599: ◆ZS3MUpa49nlt[saga]
2021/12/12(日) 00:05:35.41 ID:BbOkgSCro
初春「ふぁー疲れましたー」
椅子の背もたれにぐったりともたれ掛かっている初春。
その様子を見て黒子は問いかける。
黒子「成功したみたいですわね?」
初春「完全勝利とは行きませんでしたけどねー。偽装ツールっぽいものは破壊できましたが、そのあとは反応が完全にロスト」
「物理的切断されちゃったから大したデータを抜き出すことも出来なかったので、個人的には負けですね負け」と悔しそうに初春はそう言う。
黒子からすれば偽装ツールを破壊しただけでも十分と感じるものだが、電子戦に対してのプライドの高さ伺える発言だった。
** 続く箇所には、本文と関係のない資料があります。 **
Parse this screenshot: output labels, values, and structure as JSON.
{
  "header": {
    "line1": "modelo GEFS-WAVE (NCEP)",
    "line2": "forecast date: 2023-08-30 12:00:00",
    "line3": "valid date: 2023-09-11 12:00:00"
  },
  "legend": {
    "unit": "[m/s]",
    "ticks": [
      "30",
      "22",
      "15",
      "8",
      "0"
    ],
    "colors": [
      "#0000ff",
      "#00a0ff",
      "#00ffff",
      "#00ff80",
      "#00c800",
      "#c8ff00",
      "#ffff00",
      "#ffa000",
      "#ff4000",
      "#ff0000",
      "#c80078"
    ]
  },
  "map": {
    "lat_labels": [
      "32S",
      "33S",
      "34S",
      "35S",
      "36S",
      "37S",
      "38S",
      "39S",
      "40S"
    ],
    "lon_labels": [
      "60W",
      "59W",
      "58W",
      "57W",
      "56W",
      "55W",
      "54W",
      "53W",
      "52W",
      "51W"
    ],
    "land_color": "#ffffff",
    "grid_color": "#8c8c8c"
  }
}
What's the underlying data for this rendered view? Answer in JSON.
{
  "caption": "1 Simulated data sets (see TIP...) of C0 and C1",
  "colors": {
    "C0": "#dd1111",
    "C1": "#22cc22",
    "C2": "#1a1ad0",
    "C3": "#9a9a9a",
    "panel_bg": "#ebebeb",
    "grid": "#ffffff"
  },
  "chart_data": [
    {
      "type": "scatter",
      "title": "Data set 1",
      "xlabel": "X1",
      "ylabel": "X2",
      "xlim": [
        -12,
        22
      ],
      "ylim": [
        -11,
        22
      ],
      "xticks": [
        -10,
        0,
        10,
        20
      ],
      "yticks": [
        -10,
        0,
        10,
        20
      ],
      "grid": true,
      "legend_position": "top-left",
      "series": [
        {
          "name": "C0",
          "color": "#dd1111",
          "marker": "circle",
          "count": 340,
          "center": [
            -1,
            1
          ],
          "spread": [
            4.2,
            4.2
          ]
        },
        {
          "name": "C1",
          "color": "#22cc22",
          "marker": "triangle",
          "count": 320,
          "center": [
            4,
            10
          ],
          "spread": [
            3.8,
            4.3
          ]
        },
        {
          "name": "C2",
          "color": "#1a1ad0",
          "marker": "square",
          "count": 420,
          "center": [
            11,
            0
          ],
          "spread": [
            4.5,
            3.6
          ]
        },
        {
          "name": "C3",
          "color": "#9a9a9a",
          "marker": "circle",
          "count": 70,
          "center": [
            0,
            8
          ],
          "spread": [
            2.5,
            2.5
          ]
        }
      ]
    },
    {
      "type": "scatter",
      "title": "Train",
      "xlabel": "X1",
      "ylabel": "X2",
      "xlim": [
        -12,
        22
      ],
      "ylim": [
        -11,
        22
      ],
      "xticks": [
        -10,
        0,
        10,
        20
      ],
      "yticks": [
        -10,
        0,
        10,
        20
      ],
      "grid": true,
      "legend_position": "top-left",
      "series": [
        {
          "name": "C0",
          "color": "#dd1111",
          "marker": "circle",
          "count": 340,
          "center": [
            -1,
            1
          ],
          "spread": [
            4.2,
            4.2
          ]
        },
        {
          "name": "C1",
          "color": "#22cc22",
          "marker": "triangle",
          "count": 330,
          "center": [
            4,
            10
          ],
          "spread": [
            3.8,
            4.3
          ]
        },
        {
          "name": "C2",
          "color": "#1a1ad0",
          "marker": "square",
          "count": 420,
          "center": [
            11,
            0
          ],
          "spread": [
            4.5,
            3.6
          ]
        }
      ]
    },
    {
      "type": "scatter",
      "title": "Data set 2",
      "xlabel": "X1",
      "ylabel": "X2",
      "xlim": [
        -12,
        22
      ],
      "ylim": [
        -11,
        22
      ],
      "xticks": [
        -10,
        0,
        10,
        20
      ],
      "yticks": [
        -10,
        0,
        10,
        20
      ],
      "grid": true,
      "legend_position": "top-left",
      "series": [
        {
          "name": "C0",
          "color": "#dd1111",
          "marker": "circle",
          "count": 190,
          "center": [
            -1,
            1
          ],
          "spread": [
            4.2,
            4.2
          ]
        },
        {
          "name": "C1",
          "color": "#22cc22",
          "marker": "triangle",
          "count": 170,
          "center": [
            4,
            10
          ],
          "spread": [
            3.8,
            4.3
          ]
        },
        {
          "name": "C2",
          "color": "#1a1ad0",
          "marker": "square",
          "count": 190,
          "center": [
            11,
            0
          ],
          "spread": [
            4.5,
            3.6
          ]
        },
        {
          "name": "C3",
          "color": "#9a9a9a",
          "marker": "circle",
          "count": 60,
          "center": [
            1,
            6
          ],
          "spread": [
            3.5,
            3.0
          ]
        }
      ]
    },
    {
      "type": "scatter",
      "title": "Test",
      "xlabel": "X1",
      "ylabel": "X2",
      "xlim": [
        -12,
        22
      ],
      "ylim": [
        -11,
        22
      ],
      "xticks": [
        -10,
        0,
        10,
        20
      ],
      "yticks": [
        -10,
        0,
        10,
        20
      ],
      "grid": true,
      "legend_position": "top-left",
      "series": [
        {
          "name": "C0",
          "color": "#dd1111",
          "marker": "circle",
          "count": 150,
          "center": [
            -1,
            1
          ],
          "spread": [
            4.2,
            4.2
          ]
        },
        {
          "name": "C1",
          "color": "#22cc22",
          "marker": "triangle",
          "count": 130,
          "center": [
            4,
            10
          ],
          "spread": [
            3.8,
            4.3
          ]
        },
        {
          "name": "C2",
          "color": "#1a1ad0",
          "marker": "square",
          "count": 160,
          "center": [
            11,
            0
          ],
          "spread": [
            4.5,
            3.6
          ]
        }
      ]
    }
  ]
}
初春「抜いた情報もあまり役には立たなそうですね。位置情報を辿って現場に行ってもたぶんもうもぬけの殻だろうし、機材の型式番号とかから相手を追ってもどこかしらでルートが潰されてそうですし……おっ?」
奪った情報を眺めている初春の目が少し見開く。
初春「『スクール』? たぶんこれが相手さんの組織の名前か個人のコードネームですね」
黒子「ふん、『学校』ですの? 暗部組織などという相反する位置にいる者がそのような名前を名乗るなどとは、面白い皮肉ですわね」
鼻で笑っている黒子。
しかし、初春は何かを考えて込んでいるような表情をしていた。
黒子「どうかしましたの?」
初春「いえ、さっきのハッキングのときのことなんですが、何か妙だったんですよねー」
黒子「妙?」
初春「相手の動きですよ。たしかにこっちは一〇〇以上のダミーをバラ撒いたんですけど、私本人の攻撃にまったく興味を示さなかったんですよねー」
黒子「……それは単にダミーに引っかかったということではありませんの?」
初春「それはないですよー。あんなものに苦戦するようなヤツだったら、私が直々にこんな危険なことしませんってー」
あははは、と笑いながら初春はテーブルに置いてあるティーカップを手に取り、冷めた紅茶を口に含んだ。
初春「なんと言いますか、まるでもう一人凄腕のハッカーが侵入していて、そっちに意識が向けられていた、って感じなんですよねー」
黒子「そんなことがありえますの? 相手は暗部組織ですわ。そんな相手を特定して狙いを付け、ハッキングする奇特なハッカーなど他にいるとは思いませんが。しかも貴女と同タイミングで」
初春「まーあれですよ。悪い組織だから敵も多そうだし、敵対している組織の凄腕のハッカーさんと攻撃タイミングばっちり合っちゃったとか、そんな感じじゃないですか?」
初春はぐっ、と背伸びをしてから再びパソコンのディスプレイに目を向ける。
初春「さて、本来の仕事に戻らないと! 早く結標さんを見つけて上条さんに知らせなきゃ」
そう言って初春はキーボードを叩き、監視カメラ情報の収集を始めた。